The Stone-Moving Song, 2019
4'56'', HDV, sound, b&w and color, 16:9. Experimental video.

voice...............................................KATE KENDALL
original soundtrack........................TROPA MACACA
credits...................................................ANA BALIZA
shot............................................NEW MEXICO, 2019
production and image....................LUCIA PRANCHA

At the Santa Clara Indian Reservation near Los Alamos, New Mexico are the Puye Cliff Dwellings.

For more than three centuries, from about 1250 to 1577 A.D., these cliff dwellings were called home to some 1,500 Pueblo Indians. Until such time as drought forced the villagers to leave for locations nearer the Rio Grande River, these ancient Indians built villages, dwelled, farmed and hunted game here.

Through the years, it has been passed down from generation to generation, that the inhabitants of the Pueblo of Santa Clara, located some ten miles east of the cliff dwelling, are the decedents of the Puye.
These decedents continue to speak the Tewa language, of which, the name Puye translates to “pueblo ruin where the rabbits assemble or meet.”

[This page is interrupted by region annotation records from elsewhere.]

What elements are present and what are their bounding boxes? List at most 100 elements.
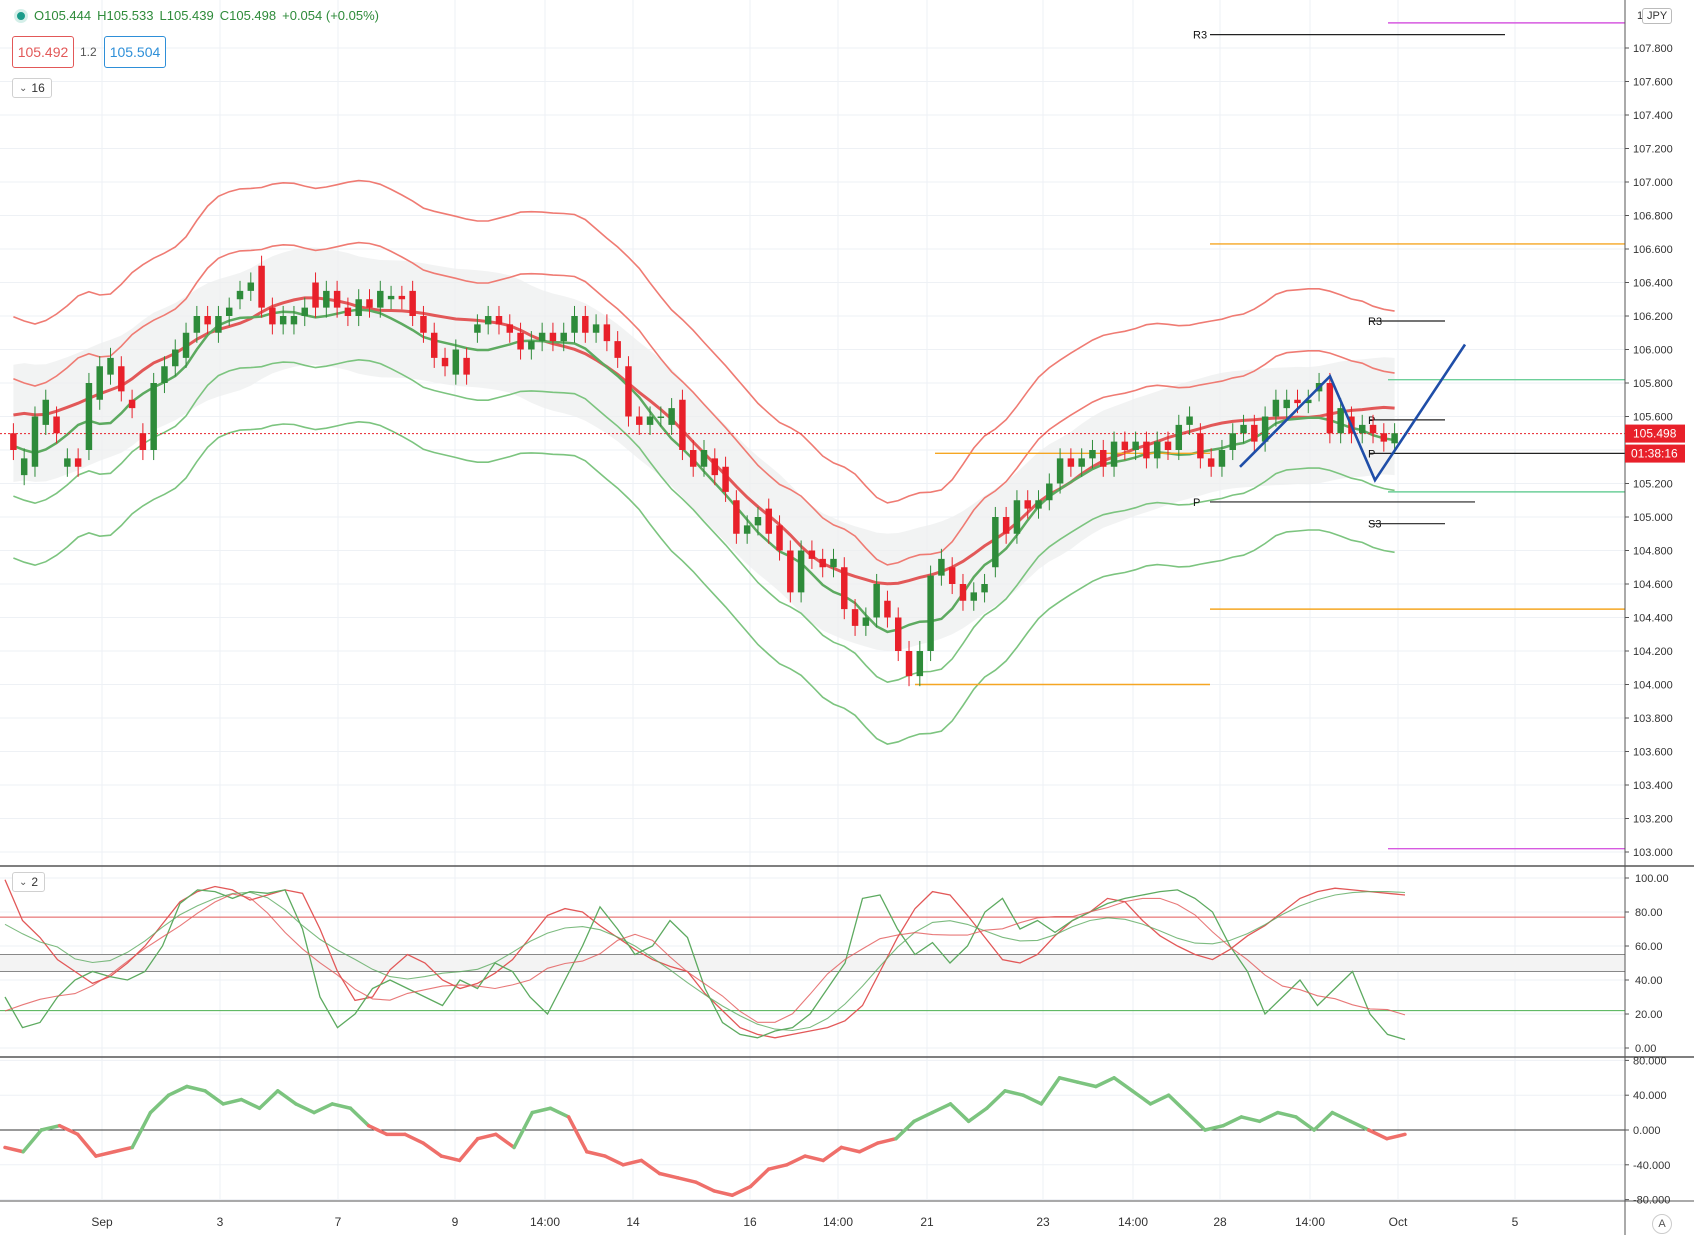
ohlc-legend: O105.444 H105.533 L105.439 C105.498 +0.0… — [14, 8, 379, 23]
osc-tick-label: 60.00 — [1635, 941, 1663, 953]
momentum-segment — [1294, 1115, 1316, 1132]
time-tick-label: 21 — [920, 1215, 934, 1229]
candle-body — [1240, 424, 1247, 434]
time-tick-label: 14:00 — [530, 1215, 560, 1229]
chevron-down-icon: ⌄ — [19, 876, 28, 888]
candle-body — [1078, 458, 1085, 467]
price-tick-label: 104.400 — [1633, 613, 1673, 625]
candle-body — [884, 600, 891, 618]
time-tick-label: 3 — [217, 1215, 224, 1229]
momentum-segment — [894, 1119, 916, 1141]
upper-band-outer — [13, 179, 1395, 504]
momentum-segment — [294, 1102, 316, 1115]
candle-body — [981, 584, 988, 593]
candle-body — [215, 316, 222, 333]
candle-body — [20, 458, 28, 476]
price-tick-label: 106.000 — [1633, 345, 1673, 357]
candle-body — [1089, 450, 1096, 459]
candle-body — [10, 433, 17, 450]
candle-body — [150, 383, 157, 450]
candle-body — [830, 558, 837, 568]
lower-band-inner — [13, 358, 1395, 684]
candle-body — [398, 295, 406, 300]
candle-body — [743, 525, 751, 534]
symbol-dot-icon[interactable] — [14, 8, 28, 23]
candle-body — [873, 584, 880, 618]
candle-body — [603, 324, 611, 342]
momentum-segment — [239, 1097, 262, 1110]
oscillator-toggle[interactable]: ⌄ 2 — [12, 872, 46, 892]
oscillator-count: 2 — [31, 875, 39, 889]
price-tick-label: 105.600 — [1633, 412, 1673, 424]
candle-body — [441, 357, 449, 367]
momentum-segment — [1130, 1089, 1153, 1106]
time-tick-label: 7 — [335, 1215, 342, 1229]
countdown-tag-label: 01:38:16 — [1631, 447, 1678, 461]
candle-body — [258, 265, 265, 308]
candle-body — [96, 366, 103, 400]
candle-body — [1100, 450, 1107, 467]
candle-body — [959, 584, 967, 601]
momentum-segment — [1330, 1110, 1353, 1124]
momentum-segment — [621, 1158, 644, 1167]
candle-body — [582, 316, 589, 333]
candle-body — [851, 609, 859, 626]
momentum-segment — [948, 1102, 971, 1124]
auto-scale-button[interactable]: A — [1652, 1214, 1672, 1234]
momentum-segment — [712, 1189, 735, 1197]
momentum-segment — [312, 1102, 335, 1115]
sell-button[interactable]: 105.492 — [12, 36, 74, 68]
osc-signal-line — [4, 893, 1406, 1023]
candle-body — [323, 290, 330, 308]
candle-body — [1024, 500, 1031, 509]
candle-body — [1175, 424, 1183, 450]
price-tick-label: 106.600 — [1633, 244, 1673, 256]
mom-tick-label: -80.000 — [1633, 1195, 1670, 1207]
price-tick-label: 103.600 — [1633, 747, 1673, 759]
momentum-segment — [185, 1084, 207, 1093]
momentum-segment — [366, 1123, 389, 1137]
close-value: C105.498 — [219, 8, 277, 23]
price-tick-label: 106.200 — [1633, 311, 1673, 323]
candle-body — [689, 450, 697, 467]
candle-body — [53, 416, 60, 434]
time-tick-label: Oct — [1389, 1215, 1408, 1229]
price-tick-label: 105.800 — [1633, 378, 1673, 390]
candle-body — [1251, 424, 1258, 442]
candle-body — [506, 324, 514, 333]
candle-body — [279, 316, 287, 325]
momentum-segment — [875, 1136, 898, 1145]
momentum-segment — [585, 1150, 607, 1158]
price-tick-label: 103.200 — [1633, 814, 1673, 826]
buy-button[interactable]: 105.504 — [104, 36, 166, 68]
momentum-segment — [203, 1089, 225, 1106]
indicators-toggle[interactable]: ⌄ 16 — [12, 78, 52, 98]
candle-body — [118, 366, 125, 392]
candle-body — [1035, 500, 1042, 509]
candle-body — [1013, 500, 1021, 534]
candle-body — [1358, 424, 1366, 434]
candle-body — [1326, 383, 1334, 434]
osc-signal-line — [4, 891, 1406, 1032]
momentum-segment — [803, 1154, 825, 1163]
currency-badge[interactable]: JPY — [1642, 8, 1673, 24]
momentum-segment — [966, 1106, 989, 1124]
momentum-segment — [1057, 1076, 1080, 1084]
momentum-segment — [1203, 1123, 1225, 1132]
candle-body — [636, 416, 643, 425]
candle-body — [225, 307, 233, 316]
candle-body — [1002, 517, 1010, 534]
momentum-segment — [3, 1145, 25, 1154]
candle-body — [42, 399, 50, 425]
candle-body — [528, 341, 535, 350]
candle-body — [733, 500, 740, 534]
candle-body — [1380, 433, 1388, 442]
time-tick-label: 9 — [452, 1215, 459, 1229]
momentum-segment — [548, 1106, 571, 1119]
momentum-segment — [530, 1106, 553, 1115]
momentum-segment — [566, 1115, 589, 1154]
price-tick-label: 104.200 — [1633, 646, 1673, 658]
price-tick-label: 107.400 — [1633, 110, 1673, 122]
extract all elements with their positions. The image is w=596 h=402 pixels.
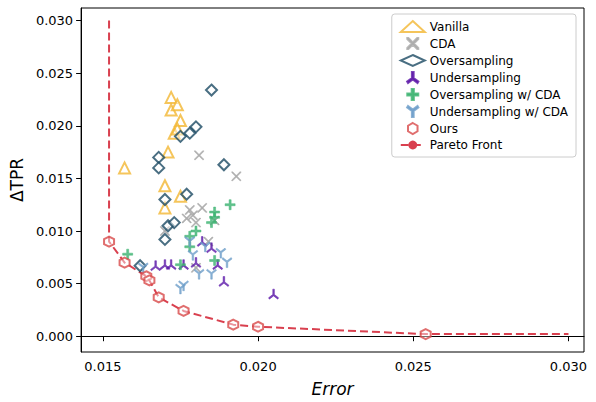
svg-text:CDA: CDA (430, 37, 456, 51)
svg-text:ΔTPR: ΔTPR (7, 158, 27, 202)
svg-text:0.025: 0.025 (36, 66, 73, 81)
svg-text:Ours: Ours (430, 122, 458, 136)
svg-text:Undersampling: Undersampling (430, 71, 521, 85)
svg-text:0.030: 0.030 (550, 359, 587, 374)
svg-text:0.000: 0.000 (36, 329, 73, 344)
svg-text:0.030: 0.030 (36, 13, 73, 28)
svg-text:0.005: 0.005 (36, 276, 73, 291)
svg-text:Pareto Front: Pareto Front (430, 138, 503, 152)
svg-text:Vanilla: Vanilla (430, 20, 470, 34)
svg-text:Oversampling: Oversampling (430, 54, 514, 68)
svg-text:Undersampling w/ CDA: Undersampling w/ CDA (430, 105, 569, 119)
svg-text:0.020: 0.020 (239, 359, 276, 374)
svg-text:Error: Error (311, 379, 354, 399)
svg-text:0.015: 0.015 (84, 359, 121, 374)
svg-text:0.025: 0.025 (395, 359, 432, 374)
svg-text:Oversampling w/ CDA: Oversampling w/ CDA (430, 88, 562, 102)
svg-text:0.020: 0.020 (36, 118, 73, 133)
svg-text:0.010: 0.010 (36, 224, 73, 239)
svg-text:0.015: 0.015 (36, 171, 73, 186)
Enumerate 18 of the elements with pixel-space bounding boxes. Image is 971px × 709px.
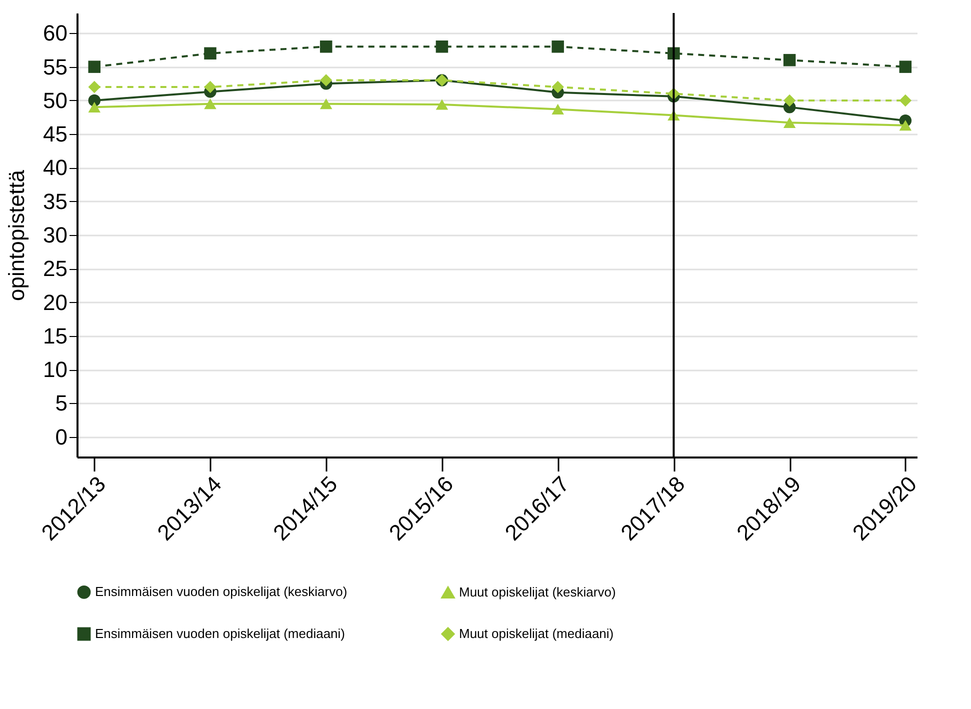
y-tick-label: 0 — [55, 424, 68, 450]
y-tick-label: 10 — [43, 357, 68, 382]
y-tick-label: 25 — [43, 256, 68, 282]
y-tick-label: 15 — [43, 323, 68, 348]
y-tick-label: 40 — [43, 155, 68, 180]
y-tick-label: 55 — [43, 54, 68, 80]
y-axis-title: opintopistettä — [4, 169, 30, 301]
y-tick-label: 30 — [43, 222, 68, 248]
y-tick-label: 60 — [43, 20, 68, 46]
legend-label: Muut opiskelijat (keskiarvo) — [459, 584, 616, 600]
legend-label: Ensimmäisen vuoden opiskelijat (keskiarvo) — [95, 584, 348, 600]
y-tick-label: 50 — [43, 88, 68, 113]
y-tick-label: 35 — [43, 188, 68, 214]
legend-label: Muut opiskelijat (mediaani) — [459, 626, 614, 641]
legend-label: Ensimmäisen vuoden opiskelijat (mediaani) — [95, 626, 346, 641]
y-tick-label: 45 — [43, 122, 68, 147]
y-tick-label: 5 — [55, 390, 68, 416]
y-tick-label: 20 — [43, 290, 68, 315]
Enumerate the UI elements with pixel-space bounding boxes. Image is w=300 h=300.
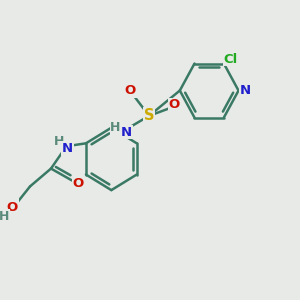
Text: N: N (240, 84, 251, 97)
Text: O: O (73, 177, 84, 190)
Text: O: O (6, 201, 17, 214)
Text: O: O (125, 84, 136, 97)
Text: H: H (0, 210, 9, 223)
Text: H: H (54, 135, 64, 148)
Text: Cl: Cl (224, 52, 238, 66)
Text: S: S (144, 108, 154, 123)
Text: H: H (110, 121, 121, 134)
Text: O: O (169, 98, 180, 111)
Text: N: N (62, 142, 73, 155)
Text: N: N (121, 126, 132, 139)
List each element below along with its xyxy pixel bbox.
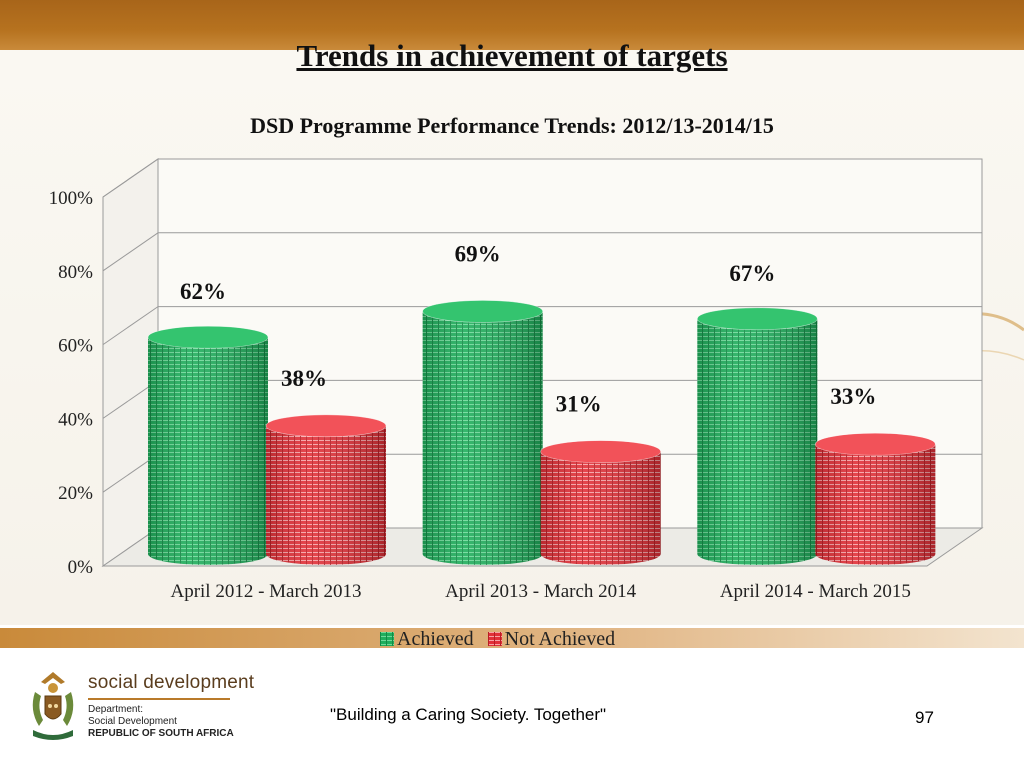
bar-shade-not-achieved-1 <box>540 451 661 565</box>
data-label-not-achieved-1: 31% <box>556 392 602 417</box>
bar-top-achieved-0 <box>147 325 269 349</box>
y-tick-label: 40% <box>58 409 93 430</box>
gridline-side <box>102 158 159 198</box>
slide-title: Trends in achievement of targets <box>296 38 728 73</box>
dept-line-3: REPUBLIC OF SOUTH AFRICA <box>88 728 234 739</box>
coat-of-arms-logo <box>32 672 74 740</box>
legend-label-achieved: Achieved <box>397 627 474 650</box>
x-tick-label-1: April 2013 - March 2014 <box>445 581 637 602</box>
bar-shade-not-achieved-2 <box>815 444 936 565</box>
brand-name: social development <box>88 672 255 693</box>
bar-shade-achieved-0 <box>148 337 268 565</box>
y-tick-label: 80% <box>58 262 93 283</box>
legend-item-not-achieved: Not Achieved <box>487 627 616 651</box>
y-tick-label: 20% <box>58 483 93 504</box>
gridline-side <box>102 306 159 346</box>
bar-shade-not-achieved-0 <box>266 425 386 565</box>
gridline-side <box>102 232 159 272</box>
data-label-not-achieved-2: 33% <box>830 384 876 409</box>
bar-top-not-achieved-2 <box>815 432 936 456</box>
bar-chart: 0% 20% 40% 60% 80% 100% 62% 38% 69% 31% 67% 33% Ap… <box>49 158 1024 602</box>
bars <box>147 300 936 565</box>
bar-top-achieved-2 <box>697 307 818 331</box>
y-tick-label: 100% <box>49 188 94 209</box>
y-axis: 0% 20% 40% 60% 80% 100% <box>49 188 94 578</box>
data-label-achieved-2: 67% <box>729 261 775 286</box>
bar-top-achieved-1 <box>422 300 543 323</box>
legend-swatch-achieved <box>380 632 394 646</box>
legend-item-achieved: Achieved <box>380 628 474 651</box>
data-label-achieved-1: 69% <box>455 241 501 266</box>
dept-line-2: Social Development <box>88 716 177 727</box>
chart-title: DSD Programme Performance Trends: 2012/1… <box>250 113 774 138</box>
bar-shade-achieved-1 <box>422 311 543 565</box>
x-axis: April 2012 - March 2013 April 2013 - Marc… <box>170 581 910 602</box>
x-tick-label-0: April 2012 - March 2013 <box>170 581 361 602</box>
bottom-decorative-band <box>0 628 1024 648</box>
bar-top-not-achieved-1 <box>540 440 661 463</box>
data-label-achieved-0: 62% <box>180 279 226 304</box>
x-tick-label-2: April 2014 - March 2015 <box>720 581 911 602</box>
bar-top-not-achieved-0 <box>265 414 387 438</box>
brand-divider <box>88 698 230 700</box>
top-decorative-band <box>0 0 1024 50</box>
page-number: 97 <box>915 708 934 727</box>
dept-line-1: Department: <box>88 704 144 715</box>
y-tick-label: 60% <box>58 336 93 357</box>
data-labels: 62% 38% 69% 31% 67% 33% <box>180 241 876 416</box>
footer <box>0 648 1024 768</box>
bar-shade-achieved-2 <box>697 318 818 565</box>
legend-label-not-achieved: Not Achieved <box>504 627 616 650</box>
y-tick-label: 0% <box>68 557 94 578</box>
legend-swatch-not-achieved <box>487 632 502 646</box>
data-label-not-achieved-0: 38% <box>281 366 327 391</box>
legend: Achieved Not Achieved <box>380 627 615 651</box>
tagline: "Building a Caring Society. Together" <box>330 705 607 724</box>
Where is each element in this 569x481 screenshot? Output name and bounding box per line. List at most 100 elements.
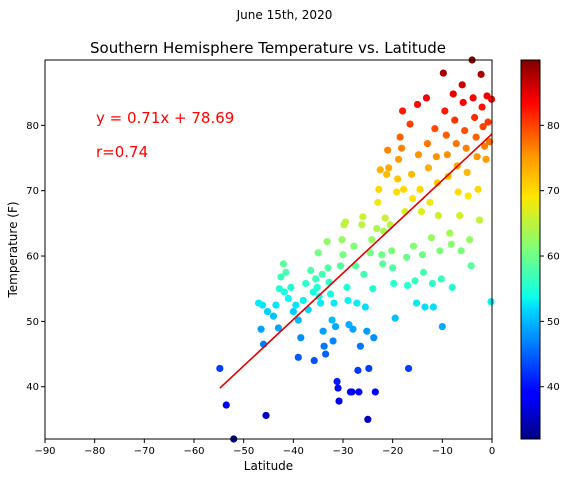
data-point <box>336 262 345 270</box>
colorbar-tick-label: 80 <box>547 121 560 132</box>
data-point <box>344 296 352 305</box>
data-point <box>467 262 475 270</box>
data-point <box>479 123 487 131</box>
x-tick-label: −40 <box>283 446 304 457</box>
data-point <box>330 299 338 307</box>
data-point <box>326 290 335 298</box>
data-point <box>379 260 387 268</box>
figure-suptitle: June 15th, 2020 <box>236 8 333 22</box>
data-point <box>480 142 489 150</box>
data-point <box>395 155 403 163</box>
data-point <box>433 179 441 187</box>
data-point <box>361 303 369 311</box>
data-point <box>396 133 404 141</box>
data-point <box>432 153 440 161</box>
colorbar-tick-label: 60 <box>547 252 560 263</box>
data-point <box>464 192 472 200</box>
data-point <box>312 275 320 283</box>
data-point <box>463 168 471 176</box>
data-point <box>391 314 399 322</box>
data-point <box>485 138 494 146</box>
data-point <box>322 350 330 358</box>
data-point <box>339 251 347 259</box>
data-point <box>348 388 356 396</box>
data-point <box>473 153 481 161</box>
data-point <box>419 268 428 276</box>
data-point <box>269 312 278 320</box>
data-point <box>390 279 398 288</box>
data-point <box>469 94 477 102</box>
data-point <box>477 70 485 78</box>
data-point <box>272 301 280 309</box>
data-point <box>274 324 283 332</box>
data-point <box>287 283 295 291</box>
data-point <box>417 208 426 216</box>
data-point <box>424 164 433 172</box>
correlation-label: r=0.74 <box>96 143 148 161</box>
data-point <box>277 273 285 281</box>
data-point <box>418 251 427 259</box>
data-point <box>428 279 436 288</box>
plot-frame <box>44 59 493 440</box>
data-point <box>436 247 444 255</box>
data-point <box>334 384 342 392</box>
data-point <box>294 353 302 361</box>
data-point <box>451 116 459 124</box>
data-point <box>422 94 431 102</box>
data-point <box>406 120 414 128</box>
regression-line <box>219 133 493 389</box>
data-point <box>423 140 432 148</box>
data-point <box>475 216 484 224</box>
data-point <box>456 211 464 220</box>
data-point <box>279 260 287 268</box>
data-point <box>375 185 383 193</box>
data-point <box>444 172 452 180</box>
data-point <box>358 221 366 229</box>
data-point <box>471 113 479 122</box>
y-tick-label: 40 <box>26 382 39 393</box>
data-point <box>294 316 302 324</box>
data-point <box>378 251 386 259</box>
data-point <box>333 377 341 386</box>
data-point <box>297 334 305 342</box>
data-point <box>373 224 381 233</box>
data-point <box>429 303 437 311</box>
data-point <box>292 301 300 309</box>
data-point <box>354 366 362 374</box>
data-point <box>365 364 373 373</box>
data-point <box>484 118 492 126</box>
data-point <box>341 218 350 226</box>
data-point <box>438 323 446 331</box>
y-tick-label: 50 <box>26 317 39 328</box>
data-point <box>319 327 327 335</box>
data-point <box>478 103 486 111</box>
data-point <box>458 81 466 89</box>
data-point <box>323 238 331 246</box>
data-point <box>216 364 224 373</box>
colorbar-tick-label: 70 <box>547 186 560 197</box>
data-point <box>487 298 495 306</box>
data-point <box>353 299 361 307</box>
data-point <box>314 249 322 257</box>
data-point <box>452 140 460 148</box>
data-point <box>472 133 480 141</box>
x-tick-label: −80 <box>84 446 105 457</box>
data-point <box>370 334 378 342</box>
x-tick-label: −20 <box>382 446 403 457</box>
data-point <box>343 283 351 291</box>
y-tick-label: 70 <box>26 186 39 197</box>
data-point <box>431 125 439 133</box>
colorbar-tick-label: 40 <box>547 382 560 393</box>
x-tick-label: −70 <box>134 446 155 457</box>
data-point <box>449 90 457 98</box>
data-point <box>262 411 270 420</box>
data-point <box>254 299 263 307</box>
data-point <box>350 242 358 250</box>
x-axis-label: Latitude <box>244 459 293 473</box>
regression-equation: y = 0.71x + 78.69 <box>96 109 234 127</box>
data-point <box>434 211 442 220</box>
data-point <box>461 126 469 135</box>
data-point <box>413 100 422 109</box>
data-point <box>398 144 406 152</box>
data-point <box>442 131 450 139</box>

The Santa Clara Indians are the descendants of those who once lived in the historic dwellings. Carved out of a 200-foot high cliff ridge formed from the Jemez Caldera volcano that erupted more than a million years ago, the cliff dwellings contain some 740 rooms. Foundations and archeological evidence suggest that additional dwellings were constructed at the base of the cliff. The rooms dug into the cliff wall extend for over a mile along the south face of the Puye mesa, sometimes at two separate levels. Over a dozen stairways, that are more like ladders and handholds, link the great Community House on the mesa top to the rock debris at the base of a cliff and the dwellings at its side. These “stairs” leading downward in various directions have been cut and worn into the cliffs, often accompanied by finger grips to make the climbing easier. In addition to the many dwellings, at least two subterranean ceremonial kivas have been found at the base of the cliffs where large sockets were cut to hold the heavy roof beams needed to span such a large room.


Many of the stairways lead up to the large “Community House” which has been partly reconstructed on the top of the cliff. Built of blocks of volcanic tuff (rock formed of compressed volcanic ash and cinders,) the Community House may have served a defensive purpose for the ancient Indians. Portions of this structure were once up to two to three stories high. On the many rocky faces of the walls of the cliff house, numerous petroglyphs, including animal forms, human figures, geometric designs can be found. Today, the Puye Cliff Dwellings is a National Landmark, owned and operated as a cultural monument by the Pueblo of Santa Clara. The site is generally open to the public but sometimes closed for rituals.


THE STONE-MOVING SONG


THE Horned Toad is also a famous musician--a sort of Pueblo Orpheus, whose song charms the very stones and trees. A short folk-story of Isleta refers to this.

One day Quáh-le-kee-raí-deh was working in his field. There were many very large rocks, and to move them he sang a strong song as he pulled:

Yah éh-ah, héh-ah háy-na,
Yah, éh-ah, heh-ah hay-na,
Wha-naí-kee-ay hee-e-wid-deh
Ah-kwe-ée-hee ai-yén-cheh,
Yahb-k'yáy-queer ah-chóo-hee.

When he sang this and touched the heaviest stone, it rose up from the ground, and went over his head and fell far behind him.

While he worked so, Too-wháy-deh came along; and seeing what happened, he wished to meddle, as his way is. So he said:

"Friend Quáh-le-kee-raí-deh, let me do it."

"No, friend," said the Horned Toad. "It is better for every one to do what he knows, and not to put himself in the work of others."

"Do not think so," answered the Coyote. "For I can do this also. It is very easy."

"It is well, then--but see that you are not afraid; for so it will be bad."

Too-wháy-deh laid off his blanket and took hold of the largest rock there was, and sang the song. When he sang, the rock rose up in the air to go over his head; but he, being scared, ducked his head. Then at once the rock fell on him, and he had no bones left. Then the Horned Toad laughed, and gave the enemy-yell (war-whoop), saying: "We do this to one another!"